Firefighters remain on 24-hour fire watch, supervising the McClung warehouses on Jackson Avenue, while the city prepares to tear the buildings down.
The fire that brought crews to the warehouses Saturday looked similar to the one in 2007, but firefighters used different tactics to douse the flames.
"If you can't walk away from a fire and learn something from that fire and have any place you can improve -- then shame on you," said KFD Captain, DJ Corcoran.
"That's what we did on this one, we learned from the 2007 fire."
Corcoran said crews used five aerial streams Saturday, a tactic called "surround and drown" that dumped more than a million gallons of water onto the warehouses. In 2007, KFD only employed two aerial streams.
Safety strategies changed, too. In 2007 three firefighters were injured battling the blaze inside the structurally unsafe property . Now, KFD has issued orders that no firefighter is allowed to enter the buildings under any circumstance.
On Saturday, all firefighters fought the fire from outside the warehouses.
"The one thing we had on our side was the pre-plan idea of what we were going to do," Corcoran said, crediting the leadership Saturday night - Gary Compton -- for creating a "game-plan" and sticking to it.
"Its like a playbook," Corcoran said. "Ladder 1 -- I want you here.
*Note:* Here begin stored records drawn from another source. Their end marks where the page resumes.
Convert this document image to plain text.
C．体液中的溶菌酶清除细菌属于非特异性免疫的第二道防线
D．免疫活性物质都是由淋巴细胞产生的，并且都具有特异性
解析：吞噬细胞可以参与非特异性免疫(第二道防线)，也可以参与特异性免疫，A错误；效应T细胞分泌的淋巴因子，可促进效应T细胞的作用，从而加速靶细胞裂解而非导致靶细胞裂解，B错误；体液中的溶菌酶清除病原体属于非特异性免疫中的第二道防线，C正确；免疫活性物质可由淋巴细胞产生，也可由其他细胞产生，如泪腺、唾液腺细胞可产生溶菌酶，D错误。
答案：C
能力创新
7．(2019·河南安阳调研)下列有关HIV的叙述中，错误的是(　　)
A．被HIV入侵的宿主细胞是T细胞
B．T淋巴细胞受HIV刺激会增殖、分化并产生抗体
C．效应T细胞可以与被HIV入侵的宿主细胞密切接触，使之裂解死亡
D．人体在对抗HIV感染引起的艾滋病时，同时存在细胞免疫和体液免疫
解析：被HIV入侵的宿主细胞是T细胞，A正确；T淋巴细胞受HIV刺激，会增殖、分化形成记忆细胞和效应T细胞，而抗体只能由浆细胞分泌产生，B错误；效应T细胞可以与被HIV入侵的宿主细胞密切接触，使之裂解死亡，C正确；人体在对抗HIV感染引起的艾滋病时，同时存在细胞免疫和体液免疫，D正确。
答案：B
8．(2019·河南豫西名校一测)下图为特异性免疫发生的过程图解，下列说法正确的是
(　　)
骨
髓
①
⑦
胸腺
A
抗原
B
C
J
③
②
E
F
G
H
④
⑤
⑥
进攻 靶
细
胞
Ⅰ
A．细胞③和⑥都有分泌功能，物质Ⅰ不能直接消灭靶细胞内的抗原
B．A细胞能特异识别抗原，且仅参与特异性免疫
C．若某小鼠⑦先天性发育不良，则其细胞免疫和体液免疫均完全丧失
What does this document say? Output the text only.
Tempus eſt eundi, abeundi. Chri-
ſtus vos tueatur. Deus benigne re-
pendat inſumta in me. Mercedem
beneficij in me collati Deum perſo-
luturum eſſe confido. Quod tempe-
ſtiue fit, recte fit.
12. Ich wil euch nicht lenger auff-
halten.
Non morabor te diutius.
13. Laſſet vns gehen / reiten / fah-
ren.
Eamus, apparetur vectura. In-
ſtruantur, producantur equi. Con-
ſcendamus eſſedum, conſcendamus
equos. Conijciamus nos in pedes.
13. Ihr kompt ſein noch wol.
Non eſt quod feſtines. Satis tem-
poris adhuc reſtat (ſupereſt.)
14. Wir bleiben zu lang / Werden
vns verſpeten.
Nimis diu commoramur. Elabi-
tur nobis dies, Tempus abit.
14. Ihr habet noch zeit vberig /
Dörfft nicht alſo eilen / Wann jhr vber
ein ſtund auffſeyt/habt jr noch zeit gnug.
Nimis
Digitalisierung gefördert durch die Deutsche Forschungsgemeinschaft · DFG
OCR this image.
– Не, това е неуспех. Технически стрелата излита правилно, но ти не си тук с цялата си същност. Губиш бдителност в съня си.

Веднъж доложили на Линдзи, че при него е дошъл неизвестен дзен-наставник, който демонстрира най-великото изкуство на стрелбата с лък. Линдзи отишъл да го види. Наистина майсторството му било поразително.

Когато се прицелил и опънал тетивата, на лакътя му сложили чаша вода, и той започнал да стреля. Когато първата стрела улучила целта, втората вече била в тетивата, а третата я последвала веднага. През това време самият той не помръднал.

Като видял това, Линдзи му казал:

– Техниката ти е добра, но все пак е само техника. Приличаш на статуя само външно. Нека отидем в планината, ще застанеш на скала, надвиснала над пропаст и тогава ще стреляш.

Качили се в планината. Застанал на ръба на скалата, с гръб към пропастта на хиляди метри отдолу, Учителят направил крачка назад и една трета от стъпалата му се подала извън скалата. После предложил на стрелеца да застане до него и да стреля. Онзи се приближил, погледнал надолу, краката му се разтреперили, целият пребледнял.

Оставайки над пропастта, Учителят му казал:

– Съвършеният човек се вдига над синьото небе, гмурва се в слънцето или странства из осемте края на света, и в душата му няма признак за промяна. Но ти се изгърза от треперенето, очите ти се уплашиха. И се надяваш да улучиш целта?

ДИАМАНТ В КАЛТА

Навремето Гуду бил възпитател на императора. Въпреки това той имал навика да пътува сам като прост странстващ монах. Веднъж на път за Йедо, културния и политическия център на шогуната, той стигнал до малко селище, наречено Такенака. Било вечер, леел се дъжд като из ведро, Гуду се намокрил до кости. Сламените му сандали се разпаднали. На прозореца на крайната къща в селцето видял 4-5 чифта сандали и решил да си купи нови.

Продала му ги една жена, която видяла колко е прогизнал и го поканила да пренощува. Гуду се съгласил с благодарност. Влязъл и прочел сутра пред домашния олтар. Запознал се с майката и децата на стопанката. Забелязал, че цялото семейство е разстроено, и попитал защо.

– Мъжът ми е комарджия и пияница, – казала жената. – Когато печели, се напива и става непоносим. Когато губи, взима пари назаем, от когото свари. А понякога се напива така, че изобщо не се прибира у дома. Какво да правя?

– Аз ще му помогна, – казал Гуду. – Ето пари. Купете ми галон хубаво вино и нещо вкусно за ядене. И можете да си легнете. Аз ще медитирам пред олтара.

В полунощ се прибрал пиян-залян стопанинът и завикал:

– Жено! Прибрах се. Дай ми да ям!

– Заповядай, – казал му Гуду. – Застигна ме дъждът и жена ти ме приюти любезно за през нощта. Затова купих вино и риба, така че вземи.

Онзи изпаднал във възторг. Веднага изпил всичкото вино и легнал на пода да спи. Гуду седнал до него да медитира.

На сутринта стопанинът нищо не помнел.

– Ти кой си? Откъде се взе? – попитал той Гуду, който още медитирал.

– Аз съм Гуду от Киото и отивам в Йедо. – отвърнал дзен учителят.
Ladder 3 -- I want you here. Ladder 9 -- here. He placed all his companies before [they] all that set up."
Corcoran said that careful planning, allowed firefighters to knock out the fire much more quickly and to avoid serious injuries.
"When you walk away from a fire... you always want to learn something from that, and what could i do better next time," he said.
"You ask any of the guys that worked this fire -- what would you change, what would you do different? I don't think any of them could come up with anything that would make the outcome any better than what it was."